Un défi pour repenser le travail et les compétences associées
Avec l’IA, c’est en effet une véritable mutation de l’emploi qui se prépare, avec la disparition de certains métiers, certaines compétences techniques étant susceptibles de devenir d’ici peu obsolètes. Dans une publication de 2020, le cabinet McKinsey estime que 60% des postes dans le monde verront au moins 30% de leurs taches automatisées[4]. Ce bouleversement de l’emploi suppose un défi majeur pour les entreprises et leurs salariés de repenser non seulement le travail, mais aussi les aptitudes demandées. C’est dans ce contexte sous haute tension que les « soft skills », ces compétences « douces » ou « souples » s’imposent comme non seulement « importantes », « urgentes », voire « incontournables » à déployer. A différencier des « hard skills », ces compétences de base, de métier, techniques, touchant au savoir-faire, les « soft skills », ont à voir avec le comportement et le savoir-être des individus. Transversales, elles touchent plusieurs métiers, et, éminemment humaines, elles ne s’avèrent « pas intéressantes d’externaliser à une machine »[5], mais peuvent utilement les compléter, dans une sorte de coopération humain-IA, au service d’un monde de plus en plus volatile, complexe, ambigu et incertain.

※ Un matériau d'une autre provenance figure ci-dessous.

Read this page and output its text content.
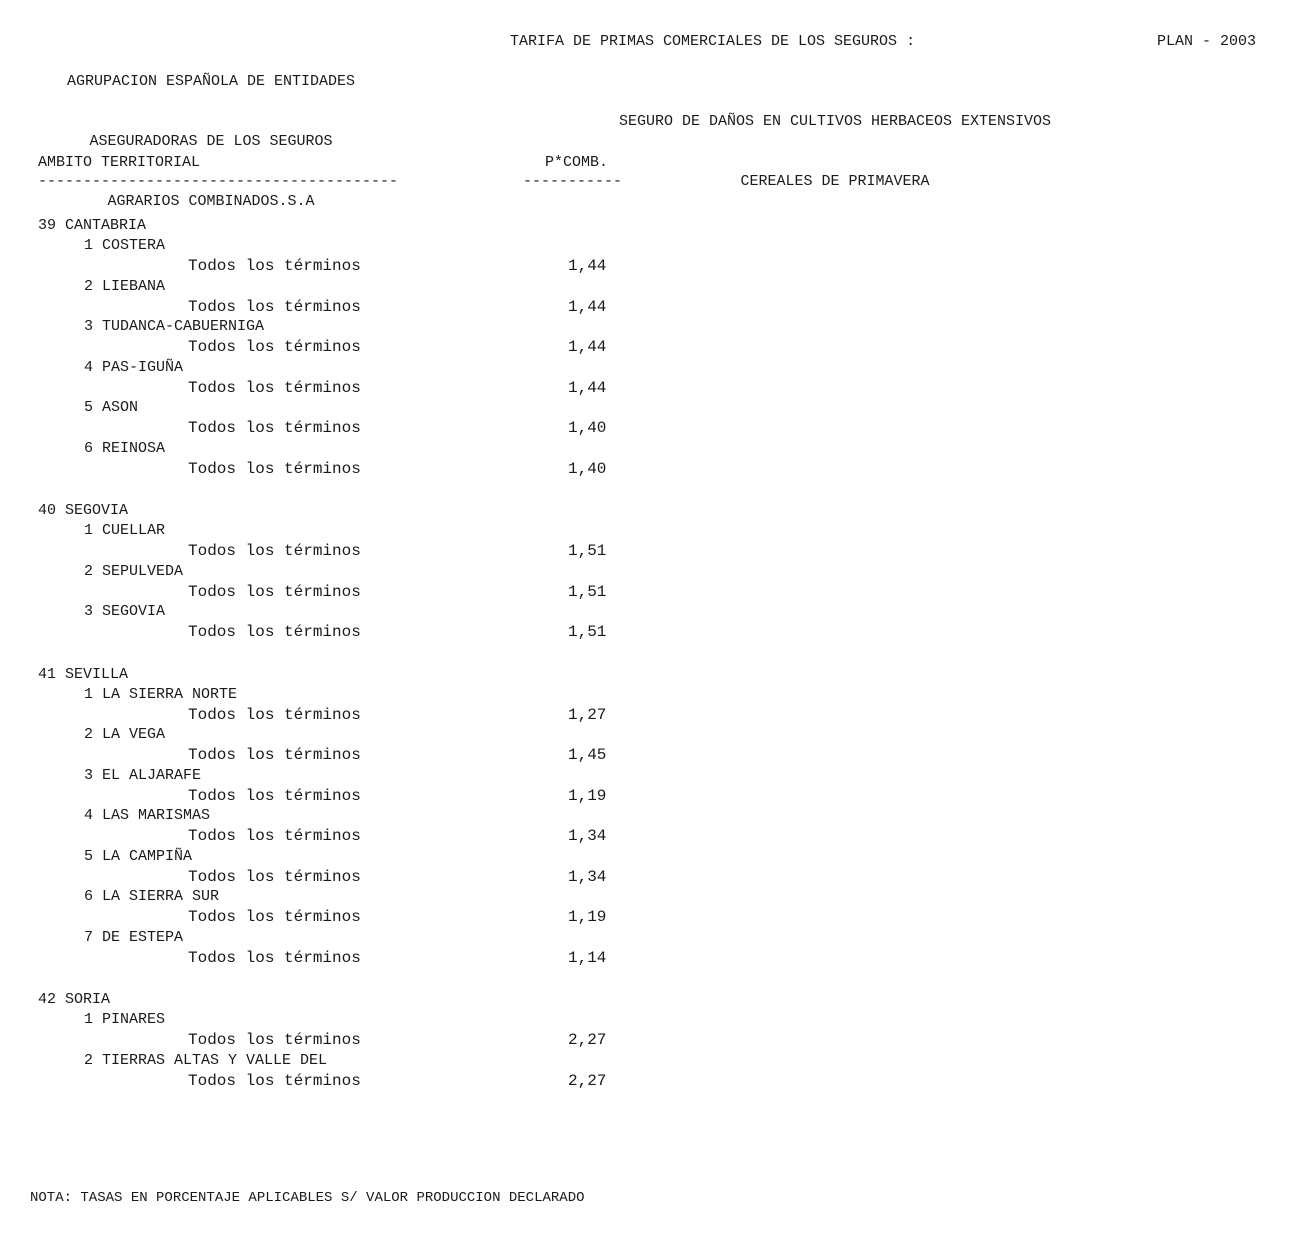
AGRUPACION ESPAÑOLA DE ENTIDADES

ASEGURADORAS DE LOS SEGUROS

AGRARIOS COMBINADOS.S.A

TARIFA DE PRIMAS COMERCIALES DE LOS SEGUROS :	PLAN - 2003

SEGURO DE DAÑOS EN CULTIVOS HERBACEOS EXTENSIVOS

CEREALES DE PRIMAVERA

AMBITO TERRITORIAL	P*COMB.
----------------------------------------	-----------
39 CANTABRIA
1 COSTERA
Todos los términos	1,44
2 LIEBANA
Todos los términos	1,44
3 TUDANCA-CABUERNIGA
Todos los términos	1,44
4 PAS-IGUÑA
Todos los términos	1,44
5 ASON
Todos los términos	1,40
6 REINOSA
Todos los términos	1,40
40 SEGOVIA
1 CUELLAR
Todos los términos	1,51
2 SEPULVEDA
Todos los términos	1,51
3 SEGOVIA
Todos los términos	1,51
41 SEVILLA
1 LA SIERRA NORTE
Todos los términos	1,27
2 LA VEGA
Todos los términos	1,45
3 EL ALJARAFE
Todos los términos	1,19
4 LAS MARISMAS
Todos los términos	1,34
5 LA CAMPIÑA
Todos los términos	1,34
6 LA SIERRA SUR
Todos los términos	1,19
7 DE ESTEPA
Todos los términos	1,14
42 SORIA
1 PINARES
Todos los términos	2,27
2 TIERRAS ALTAS Y VALLE DEL
Todos los términos	2,27
NOTA: TASAS EN PORCENTAJE APLICABLES S/ VALOR PRODUCCION DECLARADO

Imaginer des solutions hors logique prédictible
Ecoute, empathie, intelligence émotionnelle, audace, confiance en soi, présence, gestion du stress, attitude positive, autonomie, intégrité… Bien loin d’être des gadgets, ces compétences signent des capacités personnelles d’ordre relationnel, cognitif, conceptuel, émotionnel, organisationnel. Selon différents baromètres mis en place pour en mesurer l’impact, comme TodoSkills, on dénombre jusqu’à une quarantaine de compétences comportementales. L’approche des « 4 C » propose de les ranger en quatre catégories clé : l’esprit Critique, la Créativité, la Communication et la Coopération. Bien qu’absente au premier abord, l’intuition, que Roland Jouvent, professeur en psychiatrie et directeur du centre émotion du CNRS définit comme la capacité « d’imaginer des réponses et des solutions hors logique prédictible »[6], apparait comme une compétence « brique de base » des soft skills, essentielle, multi potentiel.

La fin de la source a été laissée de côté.